Every year, lots of money, real estate and other property go through probate. Their value is measured in billions. Obviously, whenever big bucks are involved, there are always many folks interested in getting their piece of the pie.

Probate is a legal process. It takes place in probate courts. These courts are also known by other names, such as surrogate. When a person dies, his individually owned property cannot be simply transferred to others.

If you want to get real technical, probate means proving that the decedent’s last will and testament (a will) is valid. In reality, it involves much more than that. First, the will if filed. At the end, the judge determines the validity of the will and OKs the final distribution of assets to heirs. There are, of course, various things in-between.

Many people die without wills. Even when people make wills, the paperwork may be lost, mutilated and even intentionally destroyed. Even without a will, the property left after death must still go through the probate process.

Dying without a will is called intestate. Here, the government bureaucrats determine how – and to whom – your assets are going to be distributed. It’s like having a probate judge writing your own will without your input.
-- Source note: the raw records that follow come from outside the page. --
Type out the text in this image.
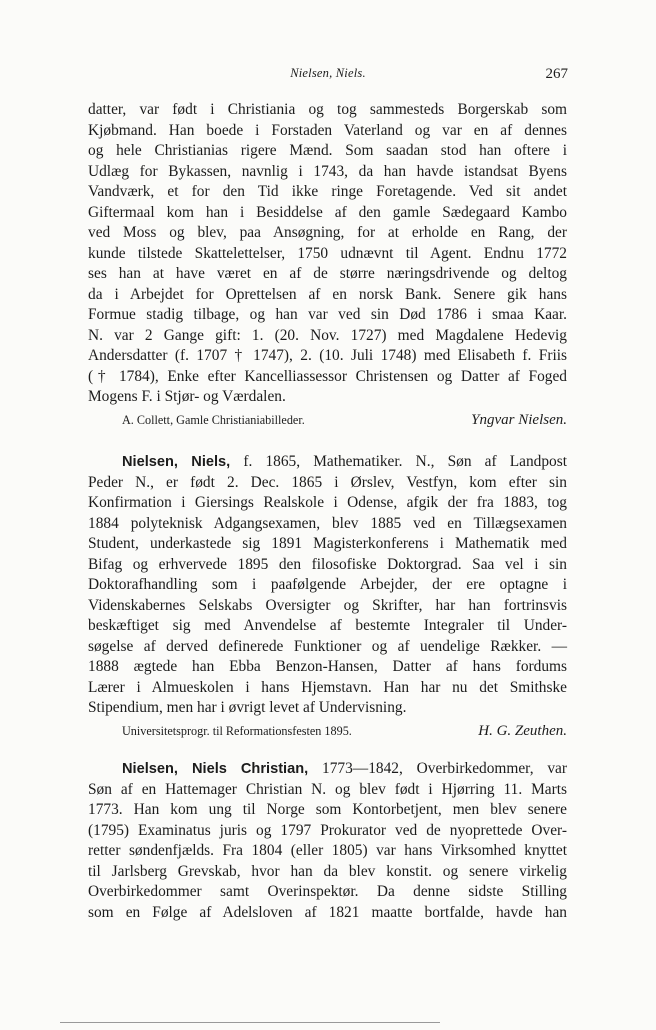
Nielsen, Niels.	267
datter, var født i Christiania og tog sammesteds Borgerskab som
Kjøbmand. Han boede i Forstaden Vaterland og var en af dennes
og hele Christianias rigere Mænd. Som saadan stod han oftere i
Udlæg for Bykassen, navnlig i 1743, da han havde istandsat Byens
Vandværk, et for den Tid ikke ringe Foretagende. Ved sit andet
Giftermaal kom han i Besiddelse af den gamle Sædegaard Kambo
ved Moss og blev, paa Ansøgning, for at erholde en Rang, der
kunde tilstede Skattelettelser, 1750 udnævnt til Agent. Endnu 1772
ses han at have været en af de større næringsdrivende og deltog
da i Arbejdet for Oprettelsen af en norsk Bank. Senere gik hans
Formue stadig tilbage, og han var ved sin Død 1786 i smaa Kaar.
N. var 2 Gange gift: 1. (20. Nov. 1727) med Magdalene Hedevig
Andersdatter (f. 1707 † 1747), 2. (10. Juli 1748) med Elisabeth f. Friis
(† 1784), Enke efter Kancelliassessor Christensen og Datter af Foged
Mogens F. i Stjør- og Værdalen.
A. Collett, Gamle Christianiabilleder.	Yngvar Nielsen.
Nielsen, Niels, f. 1865, Mathematiker. N., Søn af Landpost
Peder N., er født 2. Dec. 1865 i Ørslev, Vestfyn, kom efter sin
Konfirmation i Giersings Realskole i Odense, afgik der fra 1883, tog
1884 polyteknisk Adgangsexamen, blev 1885 ved en Tillægsexamen
Student, underkastede sig 1891 Magisterkonferens i Mathematik med
Bifag og erhvervede 1895 den filosofiske Doktorgrad. Saa vel i sin
Doktorafhandling som i paafølgende Arbejder, der ere optagne i
Videnskabernes Selskabs Oversigter og Skrifter, har han fortrinsvis
beskæftiget sig med Anvendelse af bestemte Integraler til Under-
søgelse af derved definerede Funktioner og af uendelige Rækker. —
1888 ægtede han Ebba Benzon-Hansen, Datter af hans fordums
Lærer i Almueskolen i hans Hjemstavn. Han har nu det Smithske
Stipendium, men har i øvrigt levet af Undervisning.
Universitetsprogr. til Reformationsfesten 1895.	H. G. Zeuthen.
Nielsen, Niels Christian, 1773—1842, Overbirkedommer, var
Søn af en Hattemager Christian N. og blev født i Hjørring 11. Marts
1773. Han kom ung til Norge som Kontorbetjent, men blev senere
(1795) Examinatus juris og 1797 Prokurator ved de nyoprettede Over-
retter søndenfjælds. Fra 1804 (eller 1805) var hans Virksomhed knyttet
til Jarlsberg Grevskab, hvor han da blev konstit. og senere virkelig
Overbirkedommer samt Overinspektør. Da denne sidste Stilling
som en Følge af Adelsloven af 1821 maatte bortfalde, havde han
If minor children are involved, the judges also decide who is to be their legal guardian. Without a valid will, your wishes cannot be conveyed to the judges in respect to this matter. Keep in mind that many lawyers make a comfortable living serving as guardians.

Whether a person dies with or without a will, the courts determine who is going to be in charge of the estate. In your will, you have the opportunity to name an executor. A female is referred to as “executrix”. This person must be approved by the probate judge. But, the judges must have a pretty good reason not to approve a person named in your will.

When you die intestate, the court appoints an administrator. When people die without wills, their voice can’t be heard in court. A family member and close relative may request such appointment. But, the courts are not obligated to choose among them. They can appoint outsiders. Having a friendly judge has helped many attorneys and law firms to build a fortune.

It would be unfair to assume that all probate judges are corrupt. But, even the most honest and ethical judges are frequently overwhelmed by many cases they must handle. There are also probate judges who are outright incompetent. In addition, no judge can really know all the nuances of the testator’s wishes.

Accordingly, many decisions made by the probate judges are not in the best interest of surviving heirs. Even worse, the court decisions may be contrary to what the testator really intended. So, in most cases the probate should be avoided whenever possible. Hey, why take chances?

Removing property from probate is not impossible. It is voluntary on your part. But, this removal can only be done while you are still alive. For this purpose, the dead can only be “heard” through the legal documents they leave behind.

Perhaps the most flexible and efficient document is a living trust. It can serve you well when you are alive. It can also be beneficial to your loved ones after death. But, having a living trust is not the only way to avoid probate. There are other ways permitted by law to achieve this goal. Some types of assets, however, are more appropriate to own in such a way that probate may not be avoided.

Many attorneys have a vested interest in the probate system. They feed their kids when your kids pay their fees for handling your estate. Their fees are usually directly affected by the size of your estate. It’s their job to prevent you from actions aimed toward avoiding the probate process.

At the other extreme, there are folks selling living trusts and related products and services by any means possible. It is their job to convince you that you must dedicate your life to avoiding probate.

In the middle, you will also find incompetent attorneys, estate planners and other “experts” who blindly accept one extreme or the other. Don’t fall for any radical advice or hard sell. At the end, it’s your call. No attorney, estate planner or any other professional should dictate what must be done with your own property.

Avoiding probate may involve significant time, effort, expenses and dedication on your part. Educate yourself, decide what you really want and act accordingly.